ASIC has been conducting a targeted review of Binance financial services businesses in Australia, including its classification of retail and wholesale clients. On 29 March 2023, ASIC issued a notice of hearing under s915C of the Corporations Act 2001 to consider whether ASIC should cancel or suspend the AFS license held by Oztures Trading Pty Ltd.
ASIC Chair Joe Longo said, “It is critically important that AFS licensees classify retail and wholesale clients in accordance with the law. Retail clients trading in crypto derivatives are afforded important rights and consumer protections under financial services laws in Australia, including access to external dispute resolution through the Australian Financial Complaints Authority.
“Our targeted review of these matters is ongoing, including focus on the extent of consumer harms”, said Mr.
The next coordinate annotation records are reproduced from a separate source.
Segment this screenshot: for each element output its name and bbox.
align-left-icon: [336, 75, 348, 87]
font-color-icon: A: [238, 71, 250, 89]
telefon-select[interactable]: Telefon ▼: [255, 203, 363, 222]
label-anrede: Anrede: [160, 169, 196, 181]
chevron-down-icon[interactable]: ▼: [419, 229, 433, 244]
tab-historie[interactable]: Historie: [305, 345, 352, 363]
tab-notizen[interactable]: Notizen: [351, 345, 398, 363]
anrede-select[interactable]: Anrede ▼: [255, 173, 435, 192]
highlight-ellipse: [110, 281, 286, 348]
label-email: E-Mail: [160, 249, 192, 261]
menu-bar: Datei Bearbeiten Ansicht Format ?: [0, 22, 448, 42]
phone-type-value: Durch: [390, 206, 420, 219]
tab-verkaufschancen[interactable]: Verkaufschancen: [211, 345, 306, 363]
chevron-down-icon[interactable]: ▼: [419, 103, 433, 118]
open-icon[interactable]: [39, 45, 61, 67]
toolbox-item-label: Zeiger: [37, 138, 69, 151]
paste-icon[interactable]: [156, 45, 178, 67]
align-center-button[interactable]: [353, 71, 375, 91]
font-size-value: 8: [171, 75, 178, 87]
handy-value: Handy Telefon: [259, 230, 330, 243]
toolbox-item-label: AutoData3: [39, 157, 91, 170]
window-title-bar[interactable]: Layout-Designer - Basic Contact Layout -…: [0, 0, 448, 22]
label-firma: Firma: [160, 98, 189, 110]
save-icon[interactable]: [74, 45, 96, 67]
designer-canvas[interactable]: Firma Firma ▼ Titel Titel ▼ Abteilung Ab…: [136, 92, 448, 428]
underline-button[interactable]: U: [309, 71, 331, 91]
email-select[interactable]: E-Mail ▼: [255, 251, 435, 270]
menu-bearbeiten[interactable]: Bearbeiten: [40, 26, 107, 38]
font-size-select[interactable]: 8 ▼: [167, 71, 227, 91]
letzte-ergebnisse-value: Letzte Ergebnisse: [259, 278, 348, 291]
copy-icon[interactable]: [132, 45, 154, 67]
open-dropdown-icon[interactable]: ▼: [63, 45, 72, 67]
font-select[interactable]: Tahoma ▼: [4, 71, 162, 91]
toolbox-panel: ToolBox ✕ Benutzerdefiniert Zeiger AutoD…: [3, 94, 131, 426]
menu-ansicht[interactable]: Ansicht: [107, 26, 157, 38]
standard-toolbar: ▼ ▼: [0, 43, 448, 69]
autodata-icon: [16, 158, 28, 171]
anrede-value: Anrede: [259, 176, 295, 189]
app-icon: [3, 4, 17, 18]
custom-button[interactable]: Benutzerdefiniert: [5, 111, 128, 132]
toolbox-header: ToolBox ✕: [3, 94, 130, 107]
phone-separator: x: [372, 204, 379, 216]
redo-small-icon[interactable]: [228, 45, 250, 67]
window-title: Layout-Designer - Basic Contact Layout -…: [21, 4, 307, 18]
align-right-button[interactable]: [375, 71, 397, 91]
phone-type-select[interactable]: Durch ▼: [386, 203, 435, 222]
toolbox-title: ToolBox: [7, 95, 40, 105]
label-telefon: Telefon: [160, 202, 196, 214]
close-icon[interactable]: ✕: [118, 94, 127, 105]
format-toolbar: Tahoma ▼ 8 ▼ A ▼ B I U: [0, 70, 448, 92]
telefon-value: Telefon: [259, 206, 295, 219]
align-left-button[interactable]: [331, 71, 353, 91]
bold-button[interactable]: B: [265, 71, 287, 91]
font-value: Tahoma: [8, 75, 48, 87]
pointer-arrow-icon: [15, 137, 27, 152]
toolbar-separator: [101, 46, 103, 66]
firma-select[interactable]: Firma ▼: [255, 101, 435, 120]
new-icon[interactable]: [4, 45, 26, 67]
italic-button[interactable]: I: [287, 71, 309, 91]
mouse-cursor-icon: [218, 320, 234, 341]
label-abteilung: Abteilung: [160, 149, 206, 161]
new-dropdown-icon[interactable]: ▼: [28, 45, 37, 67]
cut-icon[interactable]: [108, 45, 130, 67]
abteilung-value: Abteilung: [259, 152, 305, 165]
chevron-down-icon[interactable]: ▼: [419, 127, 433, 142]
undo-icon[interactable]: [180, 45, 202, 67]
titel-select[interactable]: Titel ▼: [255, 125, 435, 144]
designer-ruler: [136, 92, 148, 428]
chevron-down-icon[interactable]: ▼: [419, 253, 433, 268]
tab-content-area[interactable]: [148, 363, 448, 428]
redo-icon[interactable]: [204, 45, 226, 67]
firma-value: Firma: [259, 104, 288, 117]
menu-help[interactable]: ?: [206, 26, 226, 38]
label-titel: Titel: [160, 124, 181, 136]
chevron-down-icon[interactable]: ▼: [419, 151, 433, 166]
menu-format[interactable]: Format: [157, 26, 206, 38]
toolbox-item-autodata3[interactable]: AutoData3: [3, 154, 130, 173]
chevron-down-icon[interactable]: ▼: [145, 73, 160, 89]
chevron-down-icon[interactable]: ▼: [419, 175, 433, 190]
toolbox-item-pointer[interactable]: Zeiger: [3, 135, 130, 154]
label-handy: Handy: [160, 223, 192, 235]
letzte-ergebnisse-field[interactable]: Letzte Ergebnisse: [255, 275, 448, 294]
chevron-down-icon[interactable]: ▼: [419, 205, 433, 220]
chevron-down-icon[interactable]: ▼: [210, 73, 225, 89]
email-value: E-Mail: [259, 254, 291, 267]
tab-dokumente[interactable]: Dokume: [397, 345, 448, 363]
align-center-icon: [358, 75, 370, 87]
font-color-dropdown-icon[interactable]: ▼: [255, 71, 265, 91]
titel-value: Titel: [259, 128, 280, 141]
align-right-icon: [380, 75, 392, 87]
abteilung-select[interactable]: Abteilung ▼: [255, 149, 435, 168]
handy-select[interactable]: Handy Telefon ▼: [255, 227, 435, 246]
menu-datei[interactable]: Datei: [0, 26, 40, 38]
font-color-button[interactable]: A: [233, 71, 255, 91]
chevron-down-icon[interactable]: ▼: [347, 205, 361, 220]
Longo.
CNBC reported that Binance’s Australian derivatives license was canceled the crypto exchange’s own request, the Australian Securities & Investments Commission said Thursday, after the regulator had begun a “targeted review of Binance” in February.
Beginning April 14, Binance’s derivatives clients in Australia will not be able to open or increase their existing trading positions. By April 21, Bianance will be required to close out any remaining trading positions, the regulator said.
According to CNBC, regulatory scrutiny of Binance has been mounting in recent weeks and months. Anti-money laundering and know-your-customer compliance issues are at the heart of the U.S. Commodity Futures Trading Commission’s extensive complain against the crypto exchange and its founder, Changpeng Zhao. The complaint detained how fees from derivatives trading provided highly lucrative revenue for Binance.
In my opinion, cryptocurrency is not something that will ever replace the federal currency of a country. I suppose it is possible that there are some cryptocurrency companies that are following the rules that were set in place by whatever country they operate in. However, it appears that Binance failed to follow the Australian regulator’s rules.